A new study from researchers at the University of Texas Health Science Center suggests that children and teens who have previously been infected with COVID-19 develop natural antibodies that can last for months after the initial infection.
Starting in October 2020, the researchers looked at three separate draws of blood, each a couple months apart, from 218 children between the ages of five and 19 years of age. The participants were part of the Texas Coronavirus Antibody REsponse Survey, aka CARES, which started before the vaccine became available.
Of the 218 participants, 75, or 34.4%, tested positive for antibodies with their first sample. During the second draw, two of the 75 went from positive to negative for antibodies. The researchers found that 96% of participants who had antibodies in the second drawing continued to have natural antibodies to the virus after the third one.
"These findings are important because the information we collected from children infected with COVID-19 didn't differ at all by whether a child was asymptomatic, severity of symptoms, when they had the virus, were at a healthy weight or had obesity, or by gender.

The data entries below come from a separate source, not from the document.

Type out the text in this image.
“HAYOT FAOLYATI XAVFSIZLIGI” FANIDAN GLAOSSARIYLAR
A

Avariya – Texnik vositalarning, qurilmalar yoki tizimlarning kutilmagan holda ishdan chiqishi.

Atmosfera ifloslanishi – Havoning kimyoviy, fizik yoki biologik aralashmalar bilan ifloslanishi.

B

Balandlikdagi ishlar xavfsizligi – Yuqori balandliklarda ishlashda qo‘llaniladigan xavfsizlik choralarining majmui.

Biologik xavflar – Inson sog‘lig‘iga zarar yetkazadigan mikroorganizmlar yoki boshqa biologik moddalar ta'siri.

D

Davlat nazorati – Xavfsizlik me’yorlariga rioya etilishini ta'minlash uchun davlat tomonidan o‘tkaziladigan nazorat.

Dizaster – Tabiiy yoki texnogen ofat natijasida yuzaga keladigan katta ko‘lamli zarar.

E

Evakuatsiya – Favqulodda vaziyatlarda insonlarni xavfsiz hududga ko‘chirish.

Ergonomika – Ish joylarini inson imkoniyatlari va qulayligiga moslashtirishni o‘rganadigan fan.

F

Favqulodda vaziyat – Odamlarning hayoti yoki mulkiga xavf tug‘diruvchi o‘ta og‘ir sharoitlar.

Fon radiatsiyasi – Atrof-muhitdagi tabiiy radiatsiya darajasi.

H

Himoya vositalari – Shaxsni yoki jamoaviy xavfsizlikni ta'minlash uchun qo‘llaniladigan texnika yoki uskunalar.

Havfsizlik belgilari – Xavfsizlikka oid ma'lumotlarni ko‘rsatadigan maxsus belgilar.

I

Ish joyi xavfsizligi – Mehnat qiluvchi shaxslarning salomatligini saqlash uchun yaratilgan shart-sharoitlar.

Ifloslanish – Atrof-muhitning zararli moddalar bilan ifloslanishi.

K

It was the same for everyone,” said Sarah Messiah, corresponding author of the study and professor of epidemiology, human genetics, and environmental sciences at UTHealth School of Public Health Dallas campus
Still, 58% of the samples were negative for infection-induced antibodies at the third and final measurement, which means that vaccination is still a key component in protection against the virus, even for those who have previously contracted it.
“Adult literature shows us that natural infection, plus the vaccine-induced protection, gives you the best defense against COVID-19. There has been a misunderstanding from some parents who think just because their child has had COVID-19, they are now protected and don't need to get the vaccine,” Messiah explained.
“While our study is encouraging in that some amount natural antibodies last at least six months in children, we still don't know the absolute protection threshold. We have a great tool available to give children additional protection by getting their vaccine, so if your child is eligible, take advantage of it.”
To date, 14 million children in the United States have tested positive for COVID-19.